The BMC Mini was launched in 1959 about the same time Harold Macmillan proclaimed to the country: ‘You’ve never had it so good’. The British motor industry thought he was talking to them. On the surface it looked like everything was going splendidly – influential designers such as Alec Issigonis were working with exciting new technology all tempered with Britain’s grand history of motoring and its famous marques. Much of the business, however, was run by bumbling amateurs who weren’t helped by continual unofficial and wildcat strikes. If you’ve watched the film ‘It’s Alright Jack’ and thought it was a bit of an exaggeration – it wasn’t. If anyone looked closely, however, they would have realised that it had all started to go wrong. Although it was less than fifteen years since the end of WW2 the German motor industry had just started making more vehicles than the British. This incredible achievement was almost completely due to the worldwide success of the Volkswagen Beetle.
After the war the Volkswagen factory was in British hands and run by Major Ivan Hirst who got the bomb-damaged factory mended and managed to galvanise the workforce. Soon the company was churning out Beetles using spare parts from Kubelwagens (a military wartime version of the Beetle) and by 1946 they were producing 1000 cars a month. Sir William Rootes, on behalf of the British Government visited the Volkswagen factory that year, to evaluate it for war reparations, and reported back that the cars were ‘too ugly and noisy’ to sell. He went on to tell Major Hirst: “If you think you are going to build cars in this place, young man, you are a bloody fool’.

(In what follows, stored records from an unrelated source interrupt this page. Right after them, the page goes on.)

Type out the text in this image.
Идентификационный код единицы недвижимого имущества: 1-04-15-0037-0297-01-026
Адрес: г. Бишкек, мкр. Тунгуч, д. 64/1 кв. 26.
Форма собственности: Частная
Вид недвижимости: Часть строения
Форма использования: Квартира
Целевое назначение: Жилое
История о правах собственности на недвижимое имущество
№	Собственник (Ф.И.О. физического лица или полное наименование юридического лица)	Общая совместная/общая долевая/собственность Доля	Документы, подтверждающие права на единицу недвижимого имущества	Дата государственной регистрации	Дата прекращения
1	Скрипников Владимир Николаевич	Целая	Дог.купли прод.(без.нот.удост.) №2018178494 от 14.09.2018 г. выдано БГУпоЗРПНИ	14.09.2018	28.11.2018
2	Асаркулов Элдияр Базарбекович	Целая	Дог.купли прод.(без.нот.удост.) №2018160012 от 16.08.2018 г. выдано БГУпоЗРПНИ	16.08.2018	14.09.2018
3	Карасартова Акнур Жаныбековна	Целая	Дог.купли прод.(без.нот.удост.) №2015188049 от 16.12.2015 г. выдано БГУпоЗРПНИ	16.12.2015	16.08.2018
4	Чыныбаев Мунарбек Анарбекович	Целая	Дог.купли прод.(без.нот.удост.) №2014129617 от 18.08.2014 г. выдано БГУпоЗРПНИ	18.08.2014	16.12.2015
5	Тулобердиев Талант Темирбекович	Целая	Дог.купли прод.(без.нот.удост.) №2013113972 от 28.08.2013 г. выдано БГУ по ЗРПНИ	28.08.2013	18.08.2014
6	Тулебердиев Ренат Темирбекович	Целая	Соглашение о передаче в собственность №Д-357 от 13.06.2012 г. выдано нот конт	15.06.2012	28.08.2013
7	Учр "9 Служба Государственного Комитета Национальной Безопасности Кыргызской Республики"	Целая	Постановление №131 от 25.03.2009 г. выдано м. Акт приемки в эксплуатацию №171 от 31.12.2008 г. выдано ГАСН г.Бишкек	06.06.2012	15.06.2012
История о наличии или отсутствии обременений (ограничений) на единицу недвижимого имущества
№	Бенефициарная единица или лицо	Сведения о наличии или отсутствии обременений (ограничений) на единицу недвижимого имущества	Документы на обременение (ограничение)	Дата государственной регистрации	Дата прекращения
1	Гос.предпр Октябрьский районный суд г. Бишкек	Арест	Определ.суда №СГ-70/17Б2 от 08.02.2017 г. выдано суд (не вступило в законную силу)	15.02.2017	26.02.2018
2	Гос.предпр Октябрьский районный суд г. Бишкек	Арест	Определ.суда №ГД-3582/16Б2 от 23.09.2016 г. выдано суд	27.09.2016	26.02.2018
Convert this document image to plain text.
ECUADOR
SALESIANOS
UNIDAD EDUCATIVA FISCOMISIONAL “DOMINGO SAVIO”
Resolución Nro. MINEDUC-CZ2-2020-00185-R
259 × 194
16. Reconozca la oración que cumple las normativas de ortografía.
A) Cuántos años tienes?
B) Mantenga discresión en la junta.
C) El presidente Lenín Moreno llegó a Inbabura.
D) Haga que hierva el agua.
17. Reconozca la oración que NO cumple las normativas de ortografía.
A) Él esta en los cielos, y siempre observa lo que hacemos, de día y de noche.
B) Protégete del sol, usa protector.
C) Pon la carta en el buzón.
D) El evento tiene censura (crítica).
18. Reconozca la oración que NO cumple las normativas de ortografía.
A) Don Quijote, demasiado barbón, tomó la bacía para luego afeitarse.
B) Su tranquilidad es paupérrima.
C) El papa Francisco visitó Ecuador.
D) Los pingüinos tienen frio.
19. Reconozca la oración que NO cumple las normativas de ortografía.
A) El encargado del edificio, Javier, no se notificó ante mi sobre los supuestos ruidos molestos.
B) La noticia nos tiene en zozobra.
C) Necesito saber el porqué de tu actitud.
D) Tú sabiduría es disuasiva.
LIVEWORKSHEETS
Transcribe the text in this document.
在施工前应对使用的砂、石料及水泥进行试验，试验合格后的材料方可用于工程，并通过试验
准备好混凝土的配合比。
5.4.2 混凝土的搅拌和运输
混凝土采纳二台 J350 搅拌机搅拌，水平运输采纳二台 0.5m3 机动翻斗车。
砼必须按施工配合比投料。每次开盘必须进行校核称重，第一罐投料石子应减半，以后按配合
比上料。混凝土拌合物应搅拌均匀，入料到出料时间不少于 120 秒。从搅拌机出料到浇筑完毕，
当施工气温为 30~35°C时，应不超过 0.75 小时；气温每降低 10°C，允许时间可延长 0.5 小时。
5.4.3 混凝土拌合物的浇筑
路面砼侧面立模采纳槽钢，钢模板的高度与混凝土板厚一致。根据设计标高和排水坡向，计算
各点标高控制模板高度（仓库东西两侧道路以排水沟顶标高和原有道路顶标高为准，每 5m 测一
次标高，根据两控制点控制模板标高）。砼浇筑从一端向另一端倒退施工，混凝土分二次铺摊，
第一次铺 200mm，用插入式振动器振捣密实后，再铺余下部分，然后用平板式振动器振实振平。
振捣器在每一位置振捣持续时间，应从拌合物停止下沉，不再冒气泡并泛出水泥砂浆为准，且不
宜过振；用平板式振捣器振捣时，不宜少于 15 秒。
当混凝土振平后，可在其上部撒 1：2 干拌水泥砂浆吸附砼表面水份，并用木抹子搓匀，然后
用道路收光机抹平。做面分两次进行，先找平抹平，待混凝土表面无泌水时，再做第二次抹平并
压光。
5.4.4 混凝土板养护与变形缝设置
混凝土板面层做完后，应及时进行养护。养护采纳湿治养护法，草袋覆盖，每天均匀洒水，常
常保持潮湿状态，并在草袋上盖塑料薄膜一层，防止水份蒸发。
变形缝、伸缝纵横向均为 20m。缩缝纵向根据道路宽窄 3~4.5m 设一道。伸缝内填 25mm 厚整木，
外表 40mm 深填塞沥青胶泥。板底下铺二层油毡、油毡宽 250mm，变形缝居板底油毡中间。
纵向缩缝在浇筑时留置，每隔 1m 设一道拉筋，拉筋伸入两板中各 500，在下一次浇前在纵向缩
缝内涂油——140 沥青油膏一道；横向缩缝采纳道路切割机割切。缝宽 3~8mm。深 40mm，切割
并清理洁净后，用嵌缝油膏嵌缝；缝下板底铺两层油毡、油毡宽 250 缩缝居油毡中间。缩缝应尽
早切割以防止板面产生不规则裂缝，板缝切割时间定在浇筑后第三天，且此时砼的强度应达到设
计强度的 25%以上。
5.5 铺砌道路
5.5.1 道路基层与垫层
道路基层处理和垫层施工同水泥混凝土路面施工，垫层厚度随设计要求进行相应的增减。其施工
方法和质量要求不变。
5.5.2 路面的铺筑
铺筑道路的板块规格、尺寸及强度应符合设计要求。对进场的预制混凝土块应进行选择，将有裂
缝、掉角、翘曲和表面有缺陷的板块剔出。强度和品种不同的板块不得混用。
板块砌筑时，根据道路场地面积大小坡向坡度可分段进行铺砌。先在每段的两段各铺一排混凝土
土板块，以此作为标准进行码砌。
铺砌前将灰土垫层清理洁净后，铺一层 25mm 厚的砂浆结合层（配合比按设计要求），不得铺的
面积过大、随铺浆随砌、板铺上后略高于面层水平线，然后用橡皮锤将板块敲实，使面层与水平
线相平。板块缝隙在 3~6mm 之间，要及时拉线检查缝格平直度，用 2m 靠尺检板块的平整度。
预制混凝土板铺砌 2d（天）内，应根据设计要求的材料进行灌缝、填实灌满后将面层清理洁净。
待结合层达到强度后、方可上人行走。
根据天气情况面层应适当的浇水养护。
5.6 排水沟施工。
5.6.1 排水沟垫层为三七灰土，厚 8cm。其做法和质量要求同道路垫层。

Lord Nuffield had created BMC in 1953 as a homegrown alternative to Ford and merged his Oxford based Morris Motors with Austin who were centred around Birmingham. Including other marques such as MG, Riley and Wolseley BMC started life with 40 per cent of the home market. The company was initially led by Leonard Lord infamous for his bullying behaviour and rudeness not to mention a distinct lack of vision. Not only were Austin and Morris always encouraged to produce similar cars in direct competition with each other, it was Lord that insisted that to undercut the Ford Anglia the Mini should retail at just £350 (approximately £7,000 in today’s money) when each vehicle cost £35 more than that to produce. It didn’t really ever get much better – when the 5 millionth Mini rolled off the production line in the 1990s it was estimated that the most successful and iconic British car ever had generated hardly £5 a car. In 2003, when the final Beetle came to be made, Volkswagen had sold over 21.5 million of them.